Local Rather than Global H3K27me3 Dynamics Are Associated with Differential Gene Expression in Verticillium dahliae

Differential growth conditions typically trigger global transcriptional responses in filamentous fungi. Such fungal responses to environmental cues involve epigenetic regulation, including chemical histone modifications. It has been proposed that conditionally expressed genes, such as those that encode secondary metabolites but also effectors in pathogenic species, are often associated with a specific histone modification, lysine27 methylation of H3 (H3K27me3). However, thus far, no analyses on the global H3K27me3 profiles have been reported under differential growth conditions in order to assess if H3K27me3 dynamics govern differential transcription.
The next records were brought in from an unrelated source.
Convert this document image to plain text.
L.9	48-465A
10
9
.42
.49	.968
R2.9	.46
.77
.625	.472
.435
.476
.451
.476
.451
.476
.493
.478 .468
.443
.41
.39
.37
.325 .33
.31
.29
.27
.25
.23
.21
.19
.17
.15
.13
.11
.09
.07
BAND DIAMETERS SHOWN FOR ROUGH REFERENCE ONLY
Using chromatin immunoprecipitation sequencing (ChIP-seq) and RNA sequencing data from the plant-pathogenic fungus Verticillium dahliae grown in three in vitro cultivation media, we now show that a substantial number of the identified H3K27me3 domains globally display stable profiles among these growth conditions. However, we observe local quantitative differences in H3K27me3 ChIP-seq signals that are associated with a subset of differentially transcribed genes between media. Comparing the in vitro results to expression during plant infection suggests that in planta-induced genes may require chromatin remodeling to achieve expression. Overall, our results demonstrate that some loci display H3K27me3 dynamics associated with concomitant transcriptional variation, but many differentially expressed genes are associated with stable H3K27me3 domains. Thus, we conclude that while H3K27me3 is required for transcriptional repression, it does not appear that transcriptional activation requires the global erasure of H3K27me3. We propose that the H3K27me3 domains that do not undergo dynamic methylation may contribute to transcription through other mechanisms or may serve additional genomic regulatory functions.